The method of characteristics yields the equations
$$
\begin{eqnarray}
\dot x &=& a(x-1)\;,\\
\dot y &=& 1\;,\\
\dot z &=& 0\;,
\end{eqnarray}
$$
with solutions
$$
\begin{eqnarray}
x - 1 &=& c_1\mathrm e^{at}\;,\\
y &=& t + c_2\;,\\
z &=& c_3\;.
\end{eqnarray}
$$
So the function value $z=f(x,y)$ is constant along these curves. We can combine the solutions for $x(t)$ and $y(t)$ into an equation
$$(x-1)\mathrm e^{-ay}=c_4\;.$$
This tells us that $f$ only depends on $x$ and $y$ through $(x-1)\mathrm e^{-at}$, which is Didier's solution in the comments.
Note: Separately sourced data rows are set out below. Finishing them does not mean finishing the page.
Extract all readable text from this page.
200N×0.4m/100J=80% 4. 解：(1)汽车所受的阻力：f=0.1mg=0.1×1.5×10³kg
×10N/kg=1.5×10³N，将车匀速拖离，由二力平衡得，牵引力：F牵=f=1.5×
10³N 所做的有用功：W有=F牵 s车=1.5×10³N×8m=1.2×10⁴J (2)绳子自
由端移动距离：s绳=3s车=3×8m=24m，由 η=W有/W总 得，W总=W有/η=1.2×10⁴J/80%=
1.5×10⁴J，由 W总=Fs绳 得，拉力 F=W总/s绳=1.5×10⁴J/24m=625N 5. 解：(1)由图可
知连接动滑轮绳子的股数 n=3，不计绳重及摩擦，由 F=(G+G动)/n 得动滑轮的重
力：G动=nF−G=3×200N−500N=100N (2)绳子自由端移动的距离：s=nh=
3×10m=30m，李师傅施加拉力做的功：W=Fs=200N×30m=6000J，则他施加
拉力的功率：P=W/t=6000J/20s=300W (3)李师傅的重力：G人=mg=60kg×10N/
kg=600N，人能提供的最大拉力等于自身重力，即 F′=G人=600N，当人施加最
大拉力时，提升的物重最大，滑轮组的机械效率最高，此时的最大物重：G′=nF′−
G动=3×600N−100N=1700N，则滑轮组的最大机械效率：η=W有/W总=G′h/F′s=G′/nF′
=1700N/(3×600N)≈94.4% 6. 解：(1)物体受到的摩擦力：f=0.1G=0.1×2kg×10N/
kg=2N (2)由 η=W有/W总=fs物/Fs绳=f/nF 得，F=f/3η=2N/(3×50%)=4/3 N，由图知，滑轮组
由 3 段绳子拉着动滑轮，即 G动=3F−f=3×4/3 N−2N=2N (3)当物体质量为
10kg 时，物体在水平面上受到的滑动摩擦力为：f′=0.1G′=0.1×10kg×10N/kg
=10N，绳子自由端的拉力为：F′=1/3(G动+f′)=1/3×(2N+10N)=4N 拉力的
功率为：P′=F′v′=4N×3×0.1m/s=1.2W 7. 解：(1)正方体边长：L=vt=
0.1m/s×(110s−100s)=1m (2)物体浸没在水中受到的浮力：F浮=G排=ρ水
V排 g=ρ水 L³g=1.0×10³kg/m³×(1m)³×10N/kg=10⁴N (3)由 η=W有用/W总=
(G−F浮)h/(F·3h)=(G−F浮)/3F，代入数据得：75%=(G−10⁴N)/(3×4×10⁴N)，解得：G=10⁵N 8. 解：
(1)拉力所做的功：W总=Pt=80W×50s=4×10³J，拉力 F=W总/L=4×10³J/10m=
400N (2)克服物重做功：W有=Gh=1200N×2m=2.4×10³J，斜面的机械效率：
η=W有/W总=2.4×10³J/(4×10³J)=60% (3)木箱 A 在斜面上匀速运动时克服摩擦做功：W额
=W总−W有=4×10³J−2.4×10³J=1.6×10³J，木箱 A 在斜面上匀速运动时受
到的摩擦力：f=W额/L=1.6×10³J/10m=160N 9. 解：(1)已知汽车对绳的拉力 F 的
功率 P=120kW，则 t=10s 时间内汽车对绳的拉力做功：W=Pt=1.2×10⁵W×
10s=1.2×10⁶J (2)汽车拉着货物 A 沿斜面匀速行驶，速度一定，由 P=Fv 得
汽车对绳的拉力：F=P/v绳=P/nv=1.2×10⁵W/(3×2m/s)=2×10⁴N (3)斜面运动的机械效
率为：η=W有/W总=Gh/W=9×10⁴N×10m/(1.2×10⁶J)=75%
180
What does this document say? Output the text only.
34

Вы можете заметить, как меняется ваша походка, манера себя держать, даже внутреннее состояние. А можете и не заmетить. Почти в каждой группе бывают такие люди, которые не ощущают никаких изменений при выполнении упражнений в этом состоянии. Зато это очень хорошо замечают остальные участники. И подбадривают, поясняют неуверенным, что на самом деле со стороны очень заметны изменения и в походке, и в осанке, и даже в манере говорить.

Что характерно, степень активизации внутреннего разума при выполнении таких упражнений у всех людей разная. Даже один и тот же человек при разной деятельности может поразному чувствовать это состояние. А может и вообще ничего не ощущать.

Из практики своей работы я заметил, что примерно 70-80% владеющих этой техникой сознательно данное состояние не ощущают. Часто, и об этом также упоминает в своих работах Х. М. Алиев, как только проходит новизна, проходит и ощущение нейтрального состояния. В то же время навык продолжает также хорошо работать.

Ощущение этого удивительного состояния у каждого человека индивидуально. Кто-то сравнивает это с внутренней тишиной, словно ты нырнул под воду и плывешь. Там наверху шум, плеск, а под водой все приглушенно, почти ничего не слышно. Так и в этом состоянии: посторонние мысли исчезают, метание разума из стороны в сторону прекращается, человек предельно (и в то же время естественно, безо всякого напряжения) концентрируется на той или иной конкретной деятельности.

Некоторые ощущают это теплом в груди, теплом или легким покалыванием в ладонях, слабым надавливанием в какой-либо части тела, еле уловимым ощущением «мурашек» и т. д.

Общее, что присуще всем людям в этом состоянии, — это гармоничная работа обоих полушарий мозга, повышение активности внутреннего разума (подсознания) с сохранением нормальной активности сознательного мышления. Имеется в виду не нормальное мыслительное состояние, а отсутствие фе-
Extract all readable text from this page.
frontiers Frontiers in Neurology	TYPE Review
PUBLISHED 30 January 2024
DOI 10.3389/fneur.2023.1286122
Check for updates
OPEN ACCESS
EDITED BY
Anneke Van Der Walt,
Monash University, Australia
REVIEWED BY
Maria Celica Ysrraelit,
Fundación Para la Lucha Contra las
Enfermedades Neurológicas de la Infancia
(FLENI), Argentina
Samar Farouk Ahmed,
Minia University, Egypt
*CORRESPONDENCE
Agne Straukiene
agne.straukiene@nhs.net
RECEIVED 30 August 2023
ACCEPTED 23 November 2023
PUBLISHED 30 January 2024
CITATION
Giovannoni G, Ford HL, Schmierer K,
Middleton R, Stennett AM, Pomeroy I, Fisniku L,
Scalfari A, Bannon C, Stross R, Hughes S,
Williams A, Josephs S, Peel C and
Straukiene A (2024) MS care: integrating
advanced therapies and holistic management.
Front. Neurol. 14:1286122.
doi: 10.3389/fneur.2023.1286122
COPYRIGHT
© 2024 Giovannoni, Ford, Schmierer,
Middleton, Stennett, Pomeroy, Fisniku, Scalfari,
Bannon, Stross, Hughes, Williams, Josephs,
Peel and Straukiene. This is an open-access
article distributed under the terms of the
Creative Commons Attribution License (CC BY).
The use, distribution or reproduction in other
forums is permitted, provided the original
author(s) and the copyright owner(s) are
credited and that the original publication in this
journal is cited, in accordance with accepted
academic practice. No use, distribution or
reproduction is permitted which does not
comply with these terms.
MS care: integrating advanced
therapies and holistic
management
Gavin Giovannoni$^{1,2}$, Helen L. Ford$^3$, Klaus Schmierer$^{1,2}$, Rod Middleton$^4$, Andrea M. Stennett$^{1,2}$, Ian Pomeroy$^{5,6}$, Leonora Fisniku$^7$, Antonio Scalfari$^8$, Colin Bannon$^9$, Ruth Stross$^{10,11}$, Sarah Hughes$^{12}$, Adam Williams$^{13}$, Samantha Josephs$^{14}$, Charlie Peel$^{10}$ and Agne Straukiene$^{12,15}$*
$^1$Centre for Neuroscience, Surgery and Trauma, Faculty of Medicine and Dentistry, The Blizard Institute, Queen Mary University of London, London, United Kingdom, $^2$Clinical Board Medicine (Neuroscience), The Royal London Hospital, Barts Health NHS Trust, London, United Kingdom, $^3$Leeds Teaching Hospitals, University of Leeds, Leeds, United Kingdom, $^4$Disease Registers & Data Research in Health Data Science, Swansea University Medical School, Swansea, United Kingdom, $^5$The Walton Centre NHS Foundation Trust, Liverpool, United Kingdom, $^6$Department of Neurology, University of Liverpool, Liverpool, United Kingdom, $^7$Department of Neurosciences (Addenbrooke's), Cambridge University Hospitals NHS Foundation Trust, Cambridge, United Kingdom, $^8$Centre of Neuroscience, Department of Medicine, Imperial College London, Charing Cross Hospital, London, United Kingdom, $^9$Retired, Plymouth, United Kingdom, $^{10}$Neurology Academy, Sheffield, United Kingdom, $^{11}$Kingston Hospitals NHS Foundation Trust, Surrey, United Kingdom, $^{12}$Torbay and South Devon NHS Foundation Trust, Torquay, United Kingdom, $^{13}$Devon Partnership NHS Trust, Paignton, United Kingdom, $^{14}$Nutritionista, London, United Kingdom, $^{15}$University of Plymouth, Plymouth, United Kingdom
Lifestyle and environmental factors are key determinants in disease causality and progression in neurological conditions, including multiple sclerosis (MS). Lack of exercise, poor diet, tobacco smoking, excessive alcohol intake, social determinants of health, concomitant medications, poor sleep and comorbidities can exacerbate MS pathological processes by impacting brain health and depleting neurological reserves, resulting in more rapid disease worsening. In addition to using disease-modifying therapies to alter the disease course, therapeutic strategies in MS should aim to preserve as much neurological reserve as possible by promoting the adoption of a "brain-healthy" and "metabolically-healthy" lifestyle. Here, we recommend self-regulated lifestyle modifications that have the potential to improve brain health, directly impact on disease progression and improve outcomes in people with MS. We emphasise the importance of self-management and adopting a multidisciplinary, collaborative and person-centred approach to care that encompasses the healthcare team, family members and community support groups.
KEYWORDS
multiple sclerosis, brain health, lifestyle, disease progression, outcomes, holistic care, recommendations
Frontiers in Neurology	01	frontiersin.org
Yes, you can also solve this by separation of variables. The ansatz $f(x,y)=X(x)Y(y)$ leads to
$$\frac{X'}{X}a(x-1)=-\frac{Y'}{Y}\;.$$
Setting both sides equal to a constant $c$ gives you two ordinary differential equations, with solutions
$$
\begin{eqnarray}
X(x)&=&c_1(x-1)^{\frac{c}{a}}\;,\\
Y(y)&=&c_2\mathrm e^{-cy}\;.
\end{eqnarray}
$$
That gives you solutions
$$
\begin{eqnarray}
f(x,y)&=&c_3(x-1)^{\frac{c}{a}}\mathrm e^{-cy}\\
&=&c_3\left((x-1)\mathrm e^{-ay}\right)^{\frac{c}{a}}\;.
\end{eqnarray}
$$
Since you can choose $c$ freely, you can combine these into arbitrary functions of $(x-1)\mathrm e^{-ay}$.